Headline-grabbing sound bites so often have massive gaping holes in the concepts and implementations that one could compare it to shooting fish in a barrel. Even if one fails to make all the issues clear, plenty others on social media or below the line will.

So when health secretary Matt Hancock recently announced that he will be inviting technology companies to bid for the right to join up health IT systems, having a dig at the systems used by general practice, it is unbelievably easy to hit back with reasons why this won’t work. Not least because it is the free market approach that has been applied to health IT that has led to so many different unconnected systems being developed.

At least in primary care, GPs tend to use one of two main systems that can talk to each other across sites and can pull together radiology, pathology and hospital letters (albeit in the form of images) into a single record. I suspect that in my local hospital there are separate IT systems for prescribing, radiology, blood tests, bed management, outpatients, echocardiograms, nerve conduction studies and letters.

We have the equivalent of X-Box and PlayStation – two platforms doing more or less the same thing but with limited ability to talk to one another

But I am turning over a new leaf, for the New Year. Well; at least for today. I want to offer Mr Hancock a solution for the IT mess that we have, instead of just picking at the loose threads of his latest woolly idea. And the solution lies in primary care and the two IT companies already battling it out for supremacy.

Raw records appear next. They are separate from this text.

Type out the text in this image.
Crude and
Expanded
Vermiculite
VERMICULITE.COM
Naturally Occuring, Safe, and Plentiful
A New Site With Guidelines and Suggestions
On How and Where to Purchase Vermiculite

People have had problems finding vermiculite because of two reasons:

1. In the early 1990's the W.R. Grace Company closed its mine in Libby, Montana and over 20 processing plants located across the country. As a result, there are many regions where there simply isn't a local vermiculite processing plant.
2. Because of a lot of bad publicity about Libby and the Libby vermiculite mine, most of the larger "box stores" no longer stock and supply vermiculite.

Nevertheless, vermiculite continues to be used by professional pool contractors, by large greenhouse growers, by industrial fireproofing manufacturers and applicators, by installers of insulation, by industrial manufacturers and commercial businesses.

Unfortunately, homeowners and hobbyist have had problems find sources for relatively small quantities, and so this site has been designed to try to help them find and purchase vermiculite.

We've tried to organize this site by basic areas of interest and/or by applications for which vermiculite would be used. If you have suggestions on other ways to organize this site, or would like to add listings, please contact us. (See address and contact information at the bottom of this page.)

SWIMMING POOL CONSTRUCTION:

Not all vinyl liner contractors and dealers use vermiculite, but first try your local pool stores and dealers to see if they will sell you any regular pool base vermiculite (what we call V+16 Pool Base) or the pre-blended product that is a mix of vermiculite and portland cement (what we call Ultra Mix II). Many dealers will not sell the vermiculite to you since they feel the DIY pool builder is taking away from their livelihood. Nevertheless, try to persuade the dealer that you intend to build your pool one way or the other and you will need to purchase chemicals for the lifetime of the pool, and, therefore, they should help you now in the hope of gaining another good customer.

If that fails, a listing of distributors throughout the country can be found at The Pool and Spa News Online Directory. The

In effect, we have the equivalent of X-Box and PlayStation – two platforms that do more or less the same thing but with a limited ability in talking to one another. And users are either ambivalent as to which they use, as long as they have one and preferably the latest version of it. Market forces have allowed GPs and primary care commissioners to decide which system to use.

An odd statistic, that doesn’t necessarily correlate to anything meaningful, is that 90% of patient interactions within the NHS happen in primary care. If this is true it tells us is that the vast majority of interactions within the NHS are documented on one of two IT systems.

Instead of contracting out the integration of IT, why not limit the options to one of three possible outcomes: firstly and secondly either SystmOne or EmisWeb can bid to develop a single system to be used in hospitals as well as primary care. Or these two players can collaborate or merge and at a stroke join up 90% of NHS-patient interactions. Should then be a walk in the park to add in the remaining 10%.